Royal Cut — A Loose Trade Term for Brilliant-Crown, Step-Pavilion Mixed Cuts
Royal Cut — A Loose Trade Term for Brilliant-Crown, Step-Pavilion Mixed Cuts
An umbrella name used by coloured-stone cutters to describe radiant-style mixed cuts not bound by patent or facet count
Royal cut is a trade term applied loosely in the coloured-stone industry to mixed-cut gemstones that combine a brilliant-cut crown with a step-cut pavilion, similar in concept to the radiant cut but without the patented facet arrangement. The name is not standardised across cutters or laboratories; it is descriptive trade vocabulary rather than a defined cutting style. A buyer who encounters a stone described as a royal cut should ask the cutter for a more specific description of the facet structure rather than assume any particular optical signature.
What the term covers
In coloured-stone cutting, a mixed cut combines two faceting strategies: brilliant-style triangular and kite-shaped facets that radiate from the centre of the stone, and step-cut rectangular facets arranged in concentric tiers. The brilliant pattern emphasises light return and scintillation; the step pattern emphasises clean broad colour flashes and is easier on weight retention in deep rough. A royal cut, in this loose sense, takes the brilliant approach on the crown and the step approach on the pavilion, or some hybrid that mixes the two strategies on each side of the girdle.
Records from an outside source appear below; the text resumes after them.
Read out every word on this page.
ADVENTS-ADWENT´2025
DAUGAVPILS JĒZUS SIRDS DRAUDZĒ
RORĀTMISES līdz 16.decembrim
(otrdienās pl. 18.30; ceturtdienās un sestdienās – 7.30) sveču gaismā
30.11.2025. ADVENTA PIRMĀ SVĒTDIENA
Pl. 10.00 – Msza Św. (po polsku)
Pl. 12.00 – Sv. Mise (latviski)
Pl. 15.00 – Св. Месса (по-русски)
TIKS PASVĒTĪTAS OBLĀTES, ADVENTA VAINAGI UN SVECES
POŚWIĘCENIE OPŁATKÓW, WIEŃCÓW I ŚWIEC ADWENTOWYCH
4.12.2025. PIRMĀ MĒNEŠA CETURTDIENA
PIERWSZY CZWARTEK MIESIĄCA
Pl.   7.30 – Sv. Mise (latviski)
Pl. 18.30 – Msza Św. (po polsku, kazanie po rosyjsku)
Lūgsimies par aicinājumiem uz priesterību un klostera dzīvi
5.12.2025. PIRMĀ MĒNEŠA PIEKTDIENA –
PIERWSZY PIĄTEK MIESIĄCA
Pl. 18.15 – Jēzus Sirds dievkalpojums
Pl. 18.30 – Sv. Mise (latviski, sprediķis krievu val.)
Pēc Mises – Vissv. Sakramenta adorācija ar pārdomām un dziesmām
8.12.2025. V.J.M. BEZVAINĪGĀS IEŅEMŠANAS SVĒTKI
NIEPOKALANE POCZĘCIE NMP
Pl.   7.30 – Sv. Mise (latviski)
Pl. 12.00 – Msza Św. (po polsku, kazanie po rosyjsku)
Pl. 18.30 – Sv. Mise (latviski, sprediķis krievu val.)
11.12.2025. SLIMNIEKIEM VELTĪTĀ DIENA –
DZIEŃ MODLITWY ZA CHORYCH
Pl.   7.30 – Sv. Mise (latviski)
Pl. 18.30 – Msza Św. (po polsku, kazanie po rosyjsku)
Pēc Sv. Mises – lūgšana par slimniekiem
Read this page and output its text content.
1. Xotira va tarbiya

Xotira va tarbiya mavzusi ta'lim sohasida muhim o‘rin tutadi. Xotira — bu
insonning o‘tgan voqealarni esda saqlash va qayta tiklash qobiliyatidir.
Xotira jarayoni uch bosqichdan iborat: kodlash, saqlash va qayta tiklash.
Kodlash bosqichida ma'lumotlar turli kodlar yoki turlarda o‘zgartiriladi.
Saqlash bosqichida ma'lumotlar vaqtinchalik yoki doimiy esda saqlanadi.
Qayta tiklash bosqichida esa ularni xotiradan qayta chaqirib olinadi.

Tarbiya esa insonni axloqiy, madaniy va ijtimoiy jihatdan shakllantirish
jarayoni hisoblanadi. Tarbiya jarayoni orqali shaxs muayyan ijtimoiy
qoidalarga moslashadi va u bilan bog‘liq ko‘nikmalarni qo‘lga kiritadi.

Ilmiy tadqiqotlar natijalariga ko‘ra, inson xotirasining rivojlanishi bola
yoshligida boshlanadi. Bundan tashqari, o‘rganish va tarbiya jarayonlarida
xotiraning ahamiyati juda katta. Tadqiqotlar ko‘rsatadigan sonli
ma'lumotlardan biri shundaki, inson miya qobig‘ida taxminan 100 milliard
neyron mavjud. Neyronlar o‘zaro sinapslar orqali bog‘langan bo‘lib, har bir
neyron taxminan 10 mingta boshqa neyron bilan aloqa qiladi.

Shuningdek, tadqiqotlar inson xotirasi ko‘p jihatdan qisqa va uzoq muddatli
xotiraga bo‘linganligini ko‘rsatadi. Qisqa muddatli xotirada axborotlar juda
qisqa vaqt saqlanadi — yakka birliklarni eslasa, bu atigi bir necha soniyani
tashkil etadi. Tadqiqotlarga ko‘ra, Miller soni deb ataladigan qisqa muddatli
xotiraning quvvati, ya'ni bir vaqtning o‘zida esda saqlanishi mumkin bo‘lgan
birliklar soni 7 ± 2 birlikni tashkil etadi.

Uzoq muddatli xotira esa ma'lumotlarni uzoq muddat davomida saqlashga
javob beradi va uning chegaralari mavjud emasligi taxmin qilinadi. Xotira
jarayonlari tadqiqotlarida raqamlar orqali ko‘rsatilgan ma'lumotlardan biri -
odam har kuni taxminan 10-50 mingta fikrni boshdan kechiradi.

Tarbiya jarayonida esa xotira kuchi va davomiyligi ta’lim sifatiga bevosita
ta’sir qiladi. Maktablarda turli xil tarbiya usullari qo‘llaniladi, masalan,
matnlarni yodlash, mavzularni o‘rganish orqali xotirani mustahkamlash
The radiant cut, patented in 1977 by Henry Grossbard for diamond, is the most precisely defined version of this mixed-cut concept and uses 70 facets in a specified arrangement. Coloured-stone cutters working with sapphire, tourmaline, garnet, and other species often produce stones with a similar visual character but without the patented facet count or proportions. Royal cut is one of the names that has attached itself to such work; radiant-style, modified radiant, and brilliant-step mixed cut are also used.
Why cutters use it
The choice of a royal-cut style is most often driven by the proportions of the rough rather than by market demand for a specific named cut. A piece of rough sapphire or tourmaline with awkward depth, intermediate length-to-width ratio, or asymmetric inclusions may not yield a fine emerald cut, oval, or cushion at acceptable weight retention. A mixed cut with a brilliant crown allows the cutter to maximise face-up brilliance while a step pavilion captures more of the depth than a brilliant pavilion would. The result is a stone that performs adequately face up, retains close to the maximum recoverable weight, and avoids the windowing common in shallow brilliant pavilions.
For the buyer, the trade-off is that no two royal-cut stones are quite alike. Without a defined facet arrangement, the cut's optical performance depends entirely on the individual cutter's judgement and the rough's geometry. A well-executed royal cut can rival a fine radiant in face-up appearance; a poorly executed one can show extinction or windowing that a more disciplined cut would have avoided.
In the market
Royal-cut stones are most common in the medium and lower commercial tiers of the coloured-stone market, where weight retention is a significant pricing variable. Higher-end material is more often given a recognised cut — emerald, oval, cushion, radiant — that buyers can specify and benchmark. The looseness of the term means that royal cut on a memo or invoice carries no specific assurance about facet count or proportions; the stone itself must be evaluated visually and dimensionally.
The term should not be confused with any of the proprietary diamond cuts that incorporate the word royal, such as the Royal Asscher cut, which is a defined and trademarked diamond design. The coloured-stone trade's use of royal cut is unrelated.
Identification and evaluation
When evaluating a stone described as a royal cut, the relevant questions are the same as for any coloured-stone purchase: face-up colour and brilliance, presence or absence of windowing or extinction, symmetry of the outline, polish quality, and the weight-to-spread ratio. The mixed-cut nomenclature does not change the assessment; it only signals that the cutter has used a hybrid faceting strategy and that the buyer should look at the stone rather than the name.